# Tug forum functionality



## naudette (Mar 26, 2008)

I spend time on about 6 different forums, all with different subjects.  I would like to say that the TUG forum is the best format.  It's easy to use.  I love the New Posts function.  I wish the other forums would be this user friendly.

Thanks!
Nancy White


----------



## Makai Guy (Mar 26, 2008)

Thanks, Nancy.  Back in '05 we looked at many different bulletin board systems when we decided it was time to abandon our outdated software in use at the time.  We decided on vBulletin then and have been very pleased with its ease of use and ability to customize things.  

Now if it only had a better search capability ...


----------



## TUGBrian (Mar 26, 2008)

well thanks...all the kudos should go to doug and dave...this place wouldnt exist without their work on it over the years!


----------



## Dave M (Mar 26, 2008)

TUG Improvements! said:


> all the kudos should go to doug and dave....

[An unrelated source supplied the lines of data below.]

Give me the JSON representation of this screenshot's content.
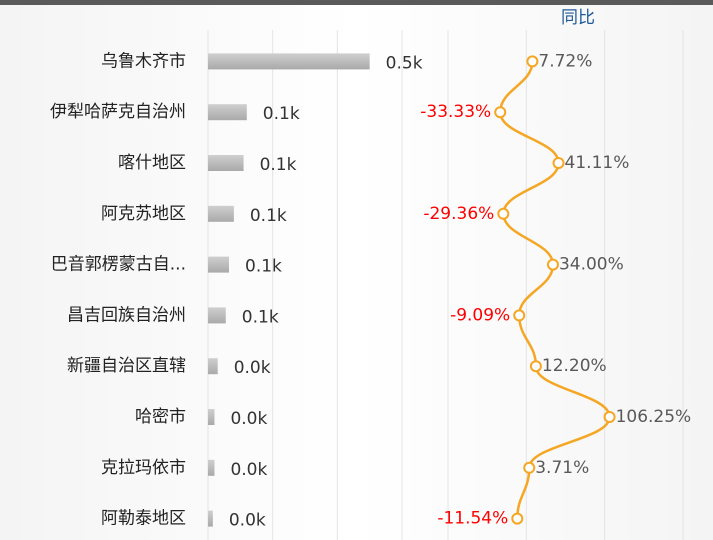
{
  "chart_data": [
    {
      "type": "barh",
      "categories": [
        "乌鲁木齐市",
        "伊犁哈萨克自治州",
        "喀什地区",
        "阿克苏地区",
        "巴音郭楞蒙古自...",
        "昌吉回族自治州",
        "新疆自治区直辖",
        "哈密市",
        "克拉玛依市",
        "阿勒泰地区"
      ],
      "values": [
        0.5,
        0.12,
        0.11,
        0.08,
        0.065,
        0.055,
        0.03,
        0.02,
        0.02,
        0.015
      ],
      "value_labels": [
        "0.5k",
        "0.1k",
        "0.1k",
        "0.1k",
        "0.1k",
        "0.1k",
        "0.0k",
        "0.0k",
        "0.0k",
        "0.0k"
      ],
      "color": "#bdbdbd",
      "xlim": [
        0,
        0.6
      ],
      "xticks": [
        0,
        0.2,
        0.4,
        0.6
      ],
      "grid": true
    },
    {
      "type": "line",
      "title": "同比",
      "values": [
        7.72,
        -33.33,
        41.11,
        -29.36,
        34.0,
        -9.09,
        12.2,
        106.25,
        3.71,
        -11.54
      ],
      "value_labels": [
        "7.72%",
        "-33.33%",
        "41.11%",
        "-29.36%",
        "34.00%",
        "-9.09%",
        "12.20%",
        "106.25%",
        "3.71%",
        "-11.54%"
      ],
      "color": "#f5a623",
      "negative_color": "#ff0000",
      "label_color": "#595959",
      "xlim": [
        -100,
        200
      ],
      "xticks": [
        -100,
        0,
        100,
        200
      ],
      "grid": true
    }
  ]
}
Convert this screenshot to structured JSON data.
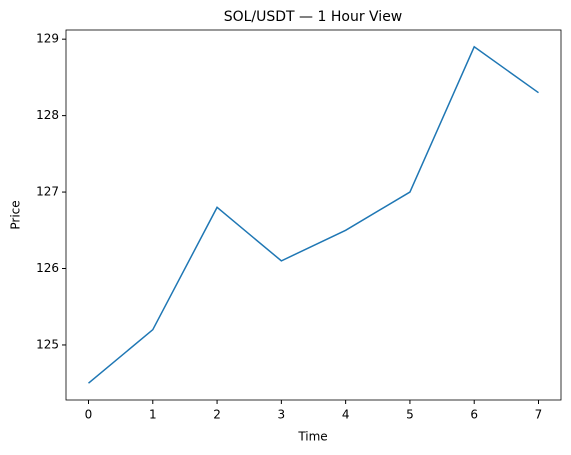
{
  "chart_data": {
    "type": "line",
    "title": "SOL/USDT — 1 Hour View",
    "x_label": "Time",
    "y_label": "Price",
    "x": [
      0,
      1,
      2,
      3,
      4,
      5,
      6,
      7
    ],
    "series": [
      {
        "name": "SOL/USDT",
        "color": "#1f77b4",
        "values": [
          124.5,
          125.2,
          126.8,
          126.1,
          126.5,
          127.0,
          128.9,
          128.3
        ]
      }
    ],
    "xlim": [
      -0.35,
      7.35
    ],
    "ylim": [
      124.28,
      129.12
    ],
    "xticks": [
      0,
      1,
      2,
      3,
      4,
      5,
      6,
      7
    ],
    "yticks": [
      125,
      126,
      127,
      128,
      129
    ],
    "grid": false,
    "legend": false
  }
}
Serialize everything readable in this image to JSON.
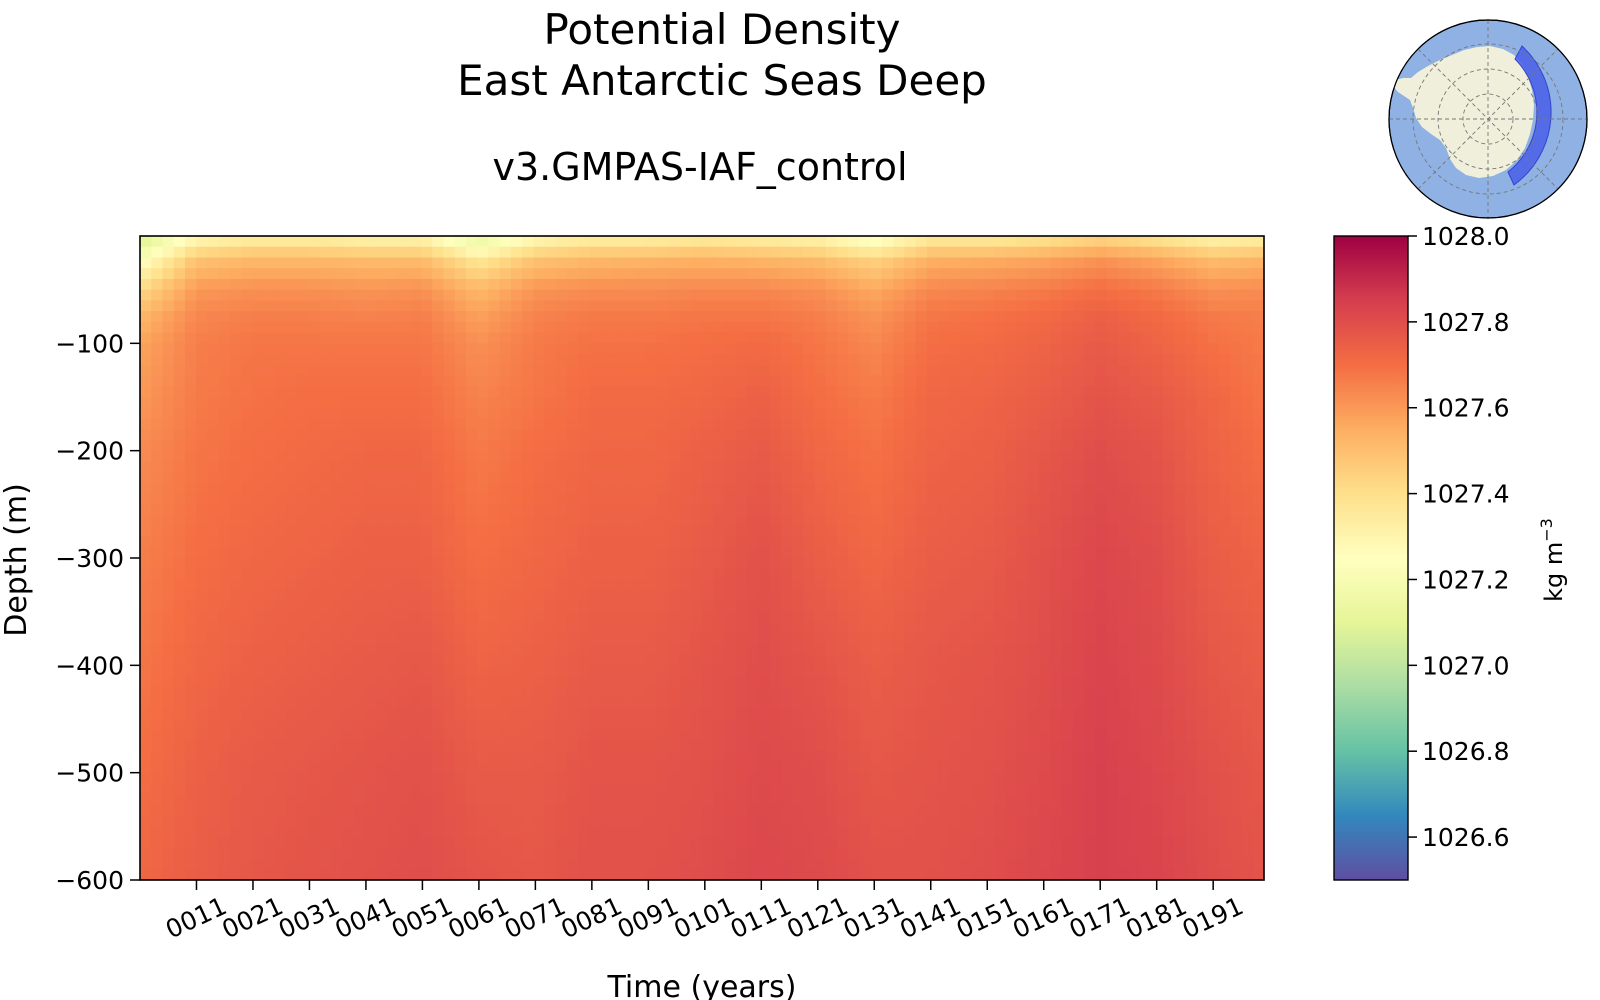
{
  "chart_data": {
    "type": "heatmap",
    "title": [
      "Potential Density",
      "East Antarctic Seas Deep"
    ],
    "subtitle": "v3.GMPAS-IAF_control",
    "xlabel": "Time (years)",
    "ylabel": "Depth (m)",
    "x_range": [
      1,
      200
    ],
    "y_range": [
      -600,
      0
    ],
    "x_ticks": [
      {
        "value": 11,
        "label": "0011"
      },
      {
        "value": 21,
        "label": "0021"
      },
      {
        "value": 31,
        "label": "0031"
      },
      {
        "value": 41,
        "label": "0041"
      },
      {
        "value": 51,
        "label": "0051"
      },
      {
        "value": 61,
        "label": "0061"
      },
      {
        "value": 71,
        "label": "0071"
      },
      {
        "value": 81,
        "label": "0081"
      },
      {
        "value": 91,
        "label": "0091"
      },
      {
        "value": 101,
        "label": "0101"
      },
      {
        "value": 111,
        "label": "0111"
      },
      {
        "value": 121,
        "label": "0121"
      },
      {
        "value": 131,
        "label": "0131"
      },
      {
        "value": 141,
        "label": "0141"
      },
      {
        "value": 151,
        "label": "0151"
      },
      {
        "value": 161,
        "label": "0161"
      },
      {
        "value": 171,
        "label": "0171"
      },
      {
        "value": 181,
        "label": "0181"
      },
      {
        "value": 191,
        "label": "0191"
      }
    ],
    "y_ticks": [
      {
        "value": -100,
        "label": "−100"
      },
      {
        "value": -200,
        "label": "−200"
      },
      {
        "value": -300,
        "label": "−300"
      },
      {
        "value": -400,
        "label": "−400"
      },
      {
        "value": -500,
        "label": "−500"
      },
      {
        "value": -600,
        "label": "−600"
      }
    ],
    "depths": [
      0,
      -10,
      -25,
      -50,
      -75,
      -100,
      -150,
      -200,
      -300,
      -400,
      -500,
      -600
    ],
    "years": [
      1,
      11,
      21,
      31,
      41,
      51,
      61,
      71,
      81,
      91,
      101,
      111,
      121,
      131,
      141,
      151,
      161,
      171,
      181,
      191,
      200
    ],
    "values": [
      [
        1027.05,
        1027.25,
        1027.3,
        1027.3,
        1027.28,
        1027.28,
        1027.1,
        1027.25,
        1027.3,
        1027.3,
        1027.32,
        1027.3,
        1027.28,
        1027.2,
        1027.32,
        1027.32,
        1027.35,
        1027.4,
        1027.35,
        1027.28,
        1027.3
      ],
      [
        1027.12,
        1027.38,
        1027.42,
        1027.42,
        1027.4,
        1027.4,
        1027.22,
        1027.38,
        1027.42,
        1027.42,
        1027.44,
        1027.42,
        1027.4,
        1027.3,
        1027.44,
        1027.44,
        1027.47,
        1027.52,
        1027.47,
        1027.4,
        1027.42
      ],
      [
        1027.25,
        1027.5,
        1027.53,
        1027.53,
        1027.52,
        1027.52,
        1027.38,
        1027.5,
        1027.53,
        1027.54,
        1027.55,
        1027.54,
        1027.52,
        1027.45,
        1027.55,
        1027.56,
        1027.58,
        1027.62,
        1027.58,
        1027.52,
        1027.54
      ],
      [
        1027.42,
        1027.6,
        1027.62,
        1027.62,
        1027.61,
        1027.62,
        1027.52,
        1027.61,
        1027.63,
        1027.63,
        1027.64,
        1027.64,
        1027.62,
        1027.56,
        1027.64,
        1027.65,
        1027.67,
        1027.7,
        1027.67,
        1027.62,
        1027.63
      ],
      [
        1027.52,
        1027.64,
        1027.66,
        1027.66,
        1027.65,
        1027.66,
        1027.58,
        1027.65,
        1027.67,
        1027.67,
        1027.68,
        1027.68,
        1027.66,
        1027.61,
        1027.68,
        1027.69,
        1027.71,
        1027.74,
        1027.71,
        1027.67,
        1027.66
      ],
      [
        1027.57,
        1027.66,
        1027.68,
        1027.68,
        1027.68,
        1027.68,
        1027.62,
        1027.67,
        1027.69,
        1027.69,
        1027.7,
        1027.71,
        1027.68,
        1027.64,
        1027.7,
        1027.71,
        1027.73,
        1027.76,
        1027.73,
        1027.69,
        1027.67
      ],
      [
        1027.6,
        1027.67,
        1027.69,
        1027.7,
        1027.7,
        1027.7,
        1027.65,
        1027.68,
        1027.71,
        1027.71,
        1027.72,
        1027.74,
        1027.7,
        1027.67,
        1027.72,
        1027.73,
        1027.75,
        1027.78,
        1027.76,
        1027.72,
        1027.68
      ],
      [
        1027.63,
        1027.68,
        1027.7,
        1027.71,
        1027.72,
        1027.72,
        1027.67,
        1027.7,
        1027.72,
        1027.72,
        1027.74,
        1027.76,
        1027.72,
        1027.69,
        1027.73,
        1027.74,
        1027.77,
        1027.8,
        1027.78,
        1027.73,
        1027.7
      ],
      [
        1027.66,
        1027.7,
        1027.72,
        1027.73,
        1027.74,
        1027.74,
        1027.7,
        1027.72,
        1027.74,
        1027.74,
        1027.76,
        1027.79,
        1027.75,
        1027.72,
        1027.75,
        1027.76,
        1027.79,
        1027.82,
        1027.8,
        1027.75,
        1027.73
      ],
      [
        1027.68,
        1027.72,
        1027.74,
        1027.75,
        1027.76,
        1027.77,
        1027.73,
        1027.74,
        1027.76,
        1027.76,
        1027.78,
        1027.8,
        1027.78,
        1027.75,
        1027.77,
        1027.78,
        1027.8,
        1027.83,
        1027.81,
        1027.77,
        1027.75
      ],
      [
        1027.7,
        1027.74,
        1027.76,
        1027.77,
        1027.78,
        1027.79,
        1027.76,
        1027.76,
        1027.78,
        1027.78,
        1027.79,
        1027.81,
        1027.8,
        1027.77,
        1027.78,
        1027.79,
        1027.81,
        1027.84,
        1027.82,
        1027.79,
        1027.77
      ],
      [
        1027.72,
        1027.75,
        1027.77,
        1027.78,
        1027.79,
        1027.8,
        1027.78,
        1027.77,
        1027.79,
        1027.79,
        1027.8,
        1027.82,
        1027.81,
        1027.79,
        1027.79,
        1027.8,
        1027.82,
        1027.84,
        1027.83,
        1027.8,
        1027.78
      ]
    ],
    "colorbar": {
      "label": "kg m",
      "label_superscript": "−3",
      "range": [
        1026.5,
        1028.0
      ],
      "ticks": [
        {
          "value": 1026.6,
          "label": "1026.6"
        },
        {
          "value": 1026.8,
          "label": "1026.8"
        },
        {
          "value": 1027.0,
          "label": "1027.0"
        },
        {
          "value": 1027.2,
          "label": "1027.2"
        },
        {
          "value": 1027.4,
          "label": "1027.4"
        },
        {
          "value": 1027.6,
          "label": "1027.6"
        },
        {
          "value": 1027.8,
          "label": "1027.8"
        },
        {
          "value": 1028.0,
          "label": "1028.0"
        }
      ],
      "colormap": "Spectral_r",
      "stops": [
        "#5e4fa2",
        "#3288bd",
        "#66c2a5",
        "#abdda4",
        "#e6f598",
        "#ffffbf",
        "#fee08b",
        "#fdae61",
        "#f46d43",
        "#d53e4f",
        "#9e0142"
      ]
    },
    "inset_map": {
      "region": "East Antarctic Seas Deep",
      "ocean_color": "#8fb1e3",
      "land_color": "#efefdb",
      "region_color": "#4a5fe8"
    },
    "grid": false,
    "legend": "none"
  }
}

Thanks, Brian, but Doug gets - and deserves - that credit. He is the guy who has done all of the technical work and testing over the past four years to make the operation of this BBS successful. Even now he tweaks settings occasionally to continue making the BBS more user-friendly.


----------



## TUGBrian (Mar 26, 2008)

oh yes...doug is the bbs technical guru.

Even my years at microsoft leave me baffled at some of the customizations he does here to make things better for users =)

But dont sell yourself short as a key component of this forum...it most certainly wouldnt be the same without either of you!


----------